Financial firms Goldman Sachs, Morgan Stanley and Bank of America Merrill Lynch have each conducted their own studies and found the space economy could reach between $1 trillion and $2.7 trillion by the 2040s. At $2.7 trillion dollars, the space economy would be roughly the size of today’s civil aviation sector. It would be larger than the 2017 gross domestic product of the UK or roughly half the size of the global car and automobile manufacturing industry. But are these astronomical figures relevant to people beyond the likes of Elon Musk, Jeff Bezos and Richard Branson?

The space sector is made up of a hidden infrastructure which most people do not see but is central to the technology that surrounds us. The strides humankind is making in space are integral to the day-to-day things we take for granted. Space plays an indispensable role in the global economy. The highest grossing sectors – agriculture, mining, transportation, IT, finance, and insurance – all heavily rely on space systems.

Everyday applications which lie at the heart of the global economy are driven by space. It goes without saying, but without satellite observation our navigation and mapping capacity would be significantly reduced. Satellite data is also being harnessed to protect critical infrastructure. There are over 80,000 ageing bridges in Canada alone, most with a design life of less than 100 years. Catastrophic failures of these types of vulnerable structures, such as the collapse of the Morandi bridge in Genoa, have taken place. Satellites can prevent these disasters by monitoring and holding critical information to better manage and maintain these types of structures.

The insurance industry has the potential to be transformed by mega constellations – a group of artificial satellites working together as a system to provide permanent global coverage. Insurers are excited about the prospect of increased real-time data on hurricanes, especially the ability to use imagery and analytics to speed up or question claims.

Broadband capabilities also immediately spring to mind. Amazon is rolling out plans to launch over 3,200 satellites to over 95% of the Earth’s surface. The initiative is to launch a constellation of low Earth orbit satellites that will provide low-latency, high-speed broadband connectivity to the unserved communities around the world. Starlink, built by SpaceX, in launching “constellation broadband” to deliver higher-speed internet connections across the world. Remarkably, SpaceX’s efforts are projected to be ten times the size of Amazon’s efforts.

The volume of space spin-off industries is multiplying every year. NASA has created more than 2,000 inventions that later became products and services. Innovations such as the dialysis machines, CAT scanners and freeze-dried food are all a result of space-related projects. Without investment in space exploration we would be without memory foam, GPS and even an adaptation of the spacesuit upgrade has been applied to athletic shoes, leading to creation of the Nike Air, which put a pad of interconnected air cells under the heel and forefoot.

We are only going to become more dependent on these space technologies as AI and the fourth industrial revolution takes off.
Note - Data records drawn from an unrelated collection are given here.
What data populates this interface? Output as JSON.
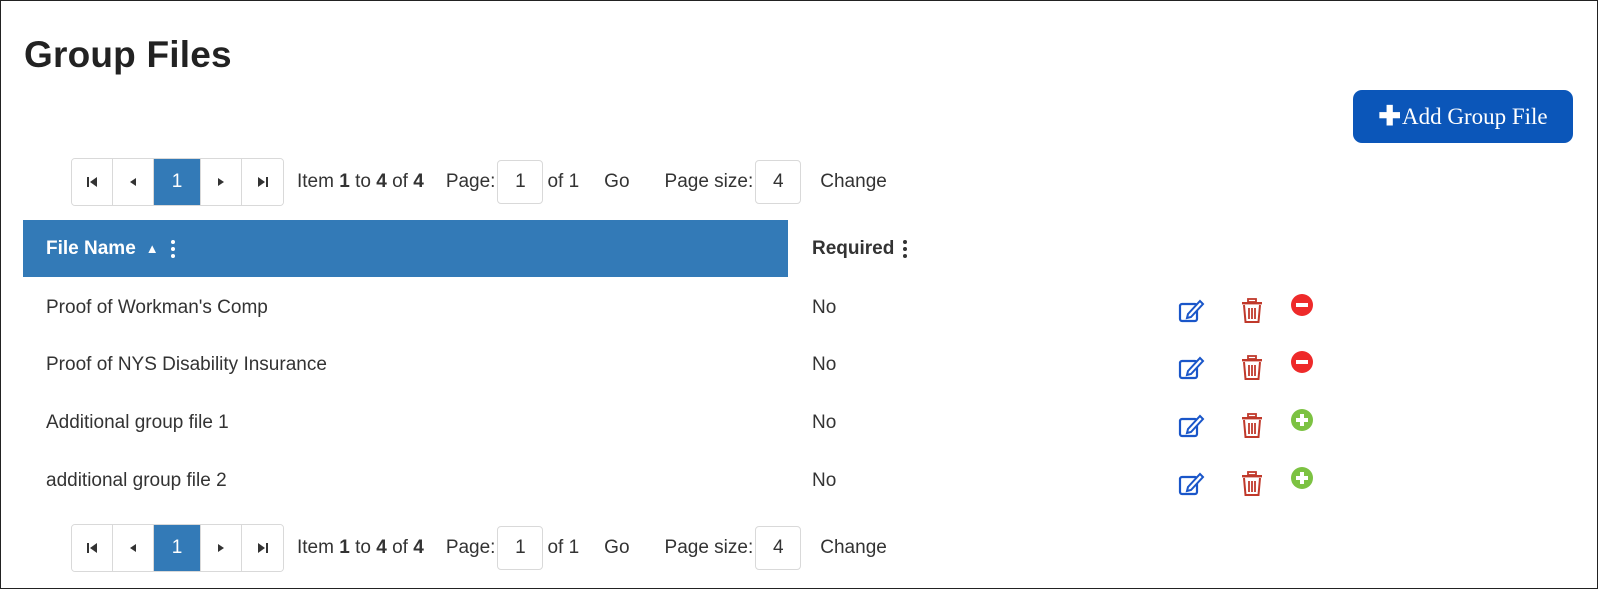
{
  "page": {
    "title": "Group Files",
    "add_button": "Add Group File"
  },
  "pager_top": {
    "current_page": "1",
    "item_prefix": "Item",
    "item_from": "1",
    "item_to_word": "to",
    "item_to": "4",
    "item_of_word": "of",
    "item_total": "4",
    "page_label": "Page:",
    "page_value": "1",
    "page_of": "of 1",
    "go_label": "Go",
    "page_size_label": "Page size:",
    "page_size_value": "4",
    "change_label": "Change"
  },
  "pager_bottom": {
    "current_page": "1",
    "item_prefix": "Item",
    "item_from": "1",
    "item_to_word": "to",
    "item_to": "4",
    "item_of_word": "of",
    "item_total": "4",
    "page_label": "Page:",
    "page_value": "1",
    "page_of": "of 1",
    "go_label": "Go",
    "page_size_label": "Page size:",
    "page_size_value": "4",
    "change_label": "Change"
  },
  "table": {
    "columns": {
      "file_name": "File Name",
      "required": "Required"
    },
    "rows": [
      {
        "file_name": "Proof of Workman's Comp",
        "required": "No",
        "toggle": "remove-circle-icon"
      },
      {
        "file_name": "Proof of NYS Disability Insurance",
        "required": "No",
        "toggle": "remove-circle-icon"
      },
      {
        "file_name": "Additional group file 1",
        "required": "No",
        "toggle": "add-circle-icon"
      },
      {
        "file_name": "additional group file 2",
        "required": "No",
        "toggle": "add-circle-icon"
      }
    ]
  },
  "colors": {
    "primary_button": "#0b56b9",
    "header_blue": "#337ab7",
    "edit_icon": "#1a56c9",
    "delete_icon": "#c0392b",
    "remove_icon": "#ee2a2a",
    "add_icon": "#7cc242"
  }
}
This technological transformation will be fuelled by big data captured and transmitted via satellite constellations. Satellite data and its deep-learning technology is being used to map and monitor solar energy assets for smart city and smart grid initiatives. The AI combines satellite data with other factors such as weather information and local government policies to provide a complete picture of the emissions and financial benefits the technology could bring. Data is also vital in the fight against climate change as emission monitoring becomes more accurate and precise.
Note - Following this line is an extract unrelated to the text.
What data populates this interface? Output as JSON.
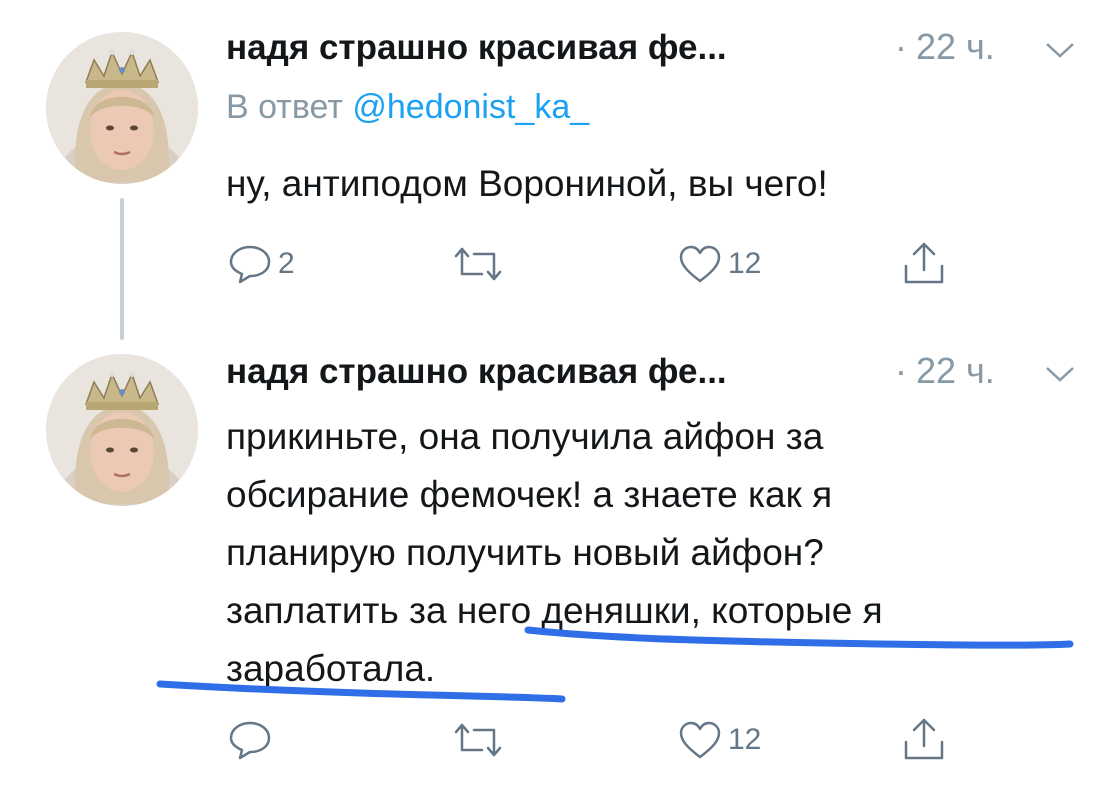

However, despite these strides, space exploration is still not considered a central part of our everyday lives. Yet, its importance is hugely significant. Governments must recognise the strategic importance. Consumers must recognise how the space industry affects their everyday actions. Investors, not just the billionaires who have been nurturing space projects, must recognise the value of investment into the sector. Put simply, space is key to protecting people and providing future prosperity. It is time that this is realised.

By Konstantin Sidorov, CEO of the London Technology Club.